In truth, I think these people are the ones who understand Superman most, even if they’ve never cracked open a comic book. Our world has always been a complex one, but there’s no doubt in the past few years the intricacies of the mad, mad world have exploded with the advent of the digital age. We demand more, as people. We demand more complexity, higher realms of thought, more pathos, more back story, more ambiguity, more everything. And I think that’s what’s truly at the heart of this idea that Superman means nothing to anybody. What they’re really trying to say is that there is no place in this modern world for a person who represents such simple terms and goodness, and honesty and integrity and hope.

But in reality, these great heroes like Arthur and Hercules and Gilgamesh and Moses, they serve a purpose. They offer solace to the beleaguered, hope to the oppressed, a guide to the lost…as long as there is unfairness, neglect, murder, rape, war, atrocity—as long as kids are shot in drive bys on the streets of L.A. and grow up in poverty in the slums of the Dominican Republic. As long as peoples slaughter other peoples based on nothing more than how they look. As long as fathers beat wives and mother’s abandon children and good men get fired for standing up to their bosses and brave men die for their countries, the fact of the matter is, Superman will remain necessary. Because we need him.
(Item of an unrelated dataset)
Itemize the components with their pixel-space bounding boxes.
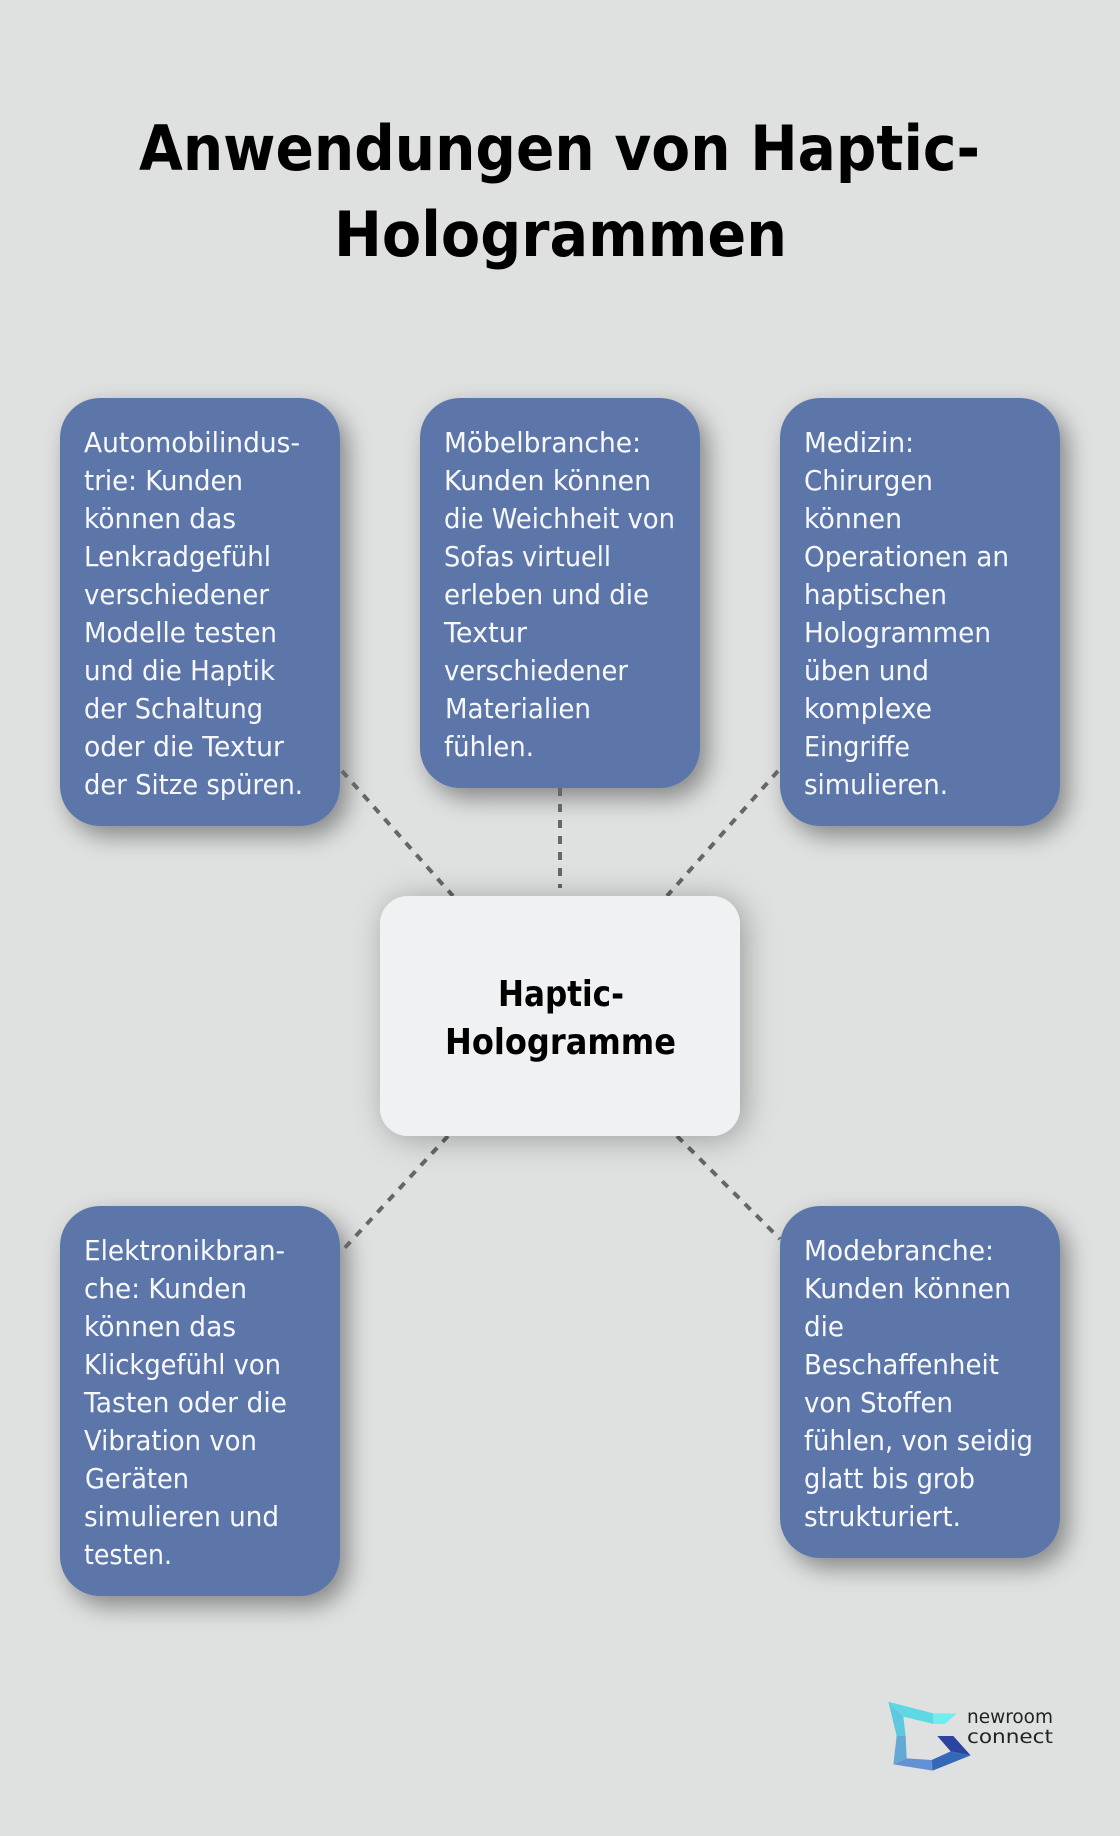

And due to the omnipresence of the digital age, everyone can have him. He finds himself in the unique position of being the first cultural hero to be propagated beyond the borders of his creation. There’s a reasons his symbol is one of the most recognized on Earth. He's no longer an American hero. He's the world's hero.

And yes we need the Batman’s and the Wolverines, and the Hotel Rwandas and the A Separations of the world. There’s no doubt of their purpose they serve. They show us what we have to fix; they show the world as it is, and why we cannot rest in making it better.

But we also need Superman. To show us where we have succeeded. To show us where we are true. To show us what we could become, if we wanted.

The cape means something. The invincibility means something. That crazy red “S” means something.

And so, Mr. Landis, I must respectfully disagree.

People do care about Superman.

Whether they know it or not.

Until next time,

Mr. E

1 comment:

  1. Ahhhh this one. This post is great and gets at the heart of something I am so passionate about. I am actually hoping to write my undergrad senior thesis in philosophy on the relation of narrative to truth... hopefully focusing on the archetypes and story arcs that we love so well. Keep on keeping on!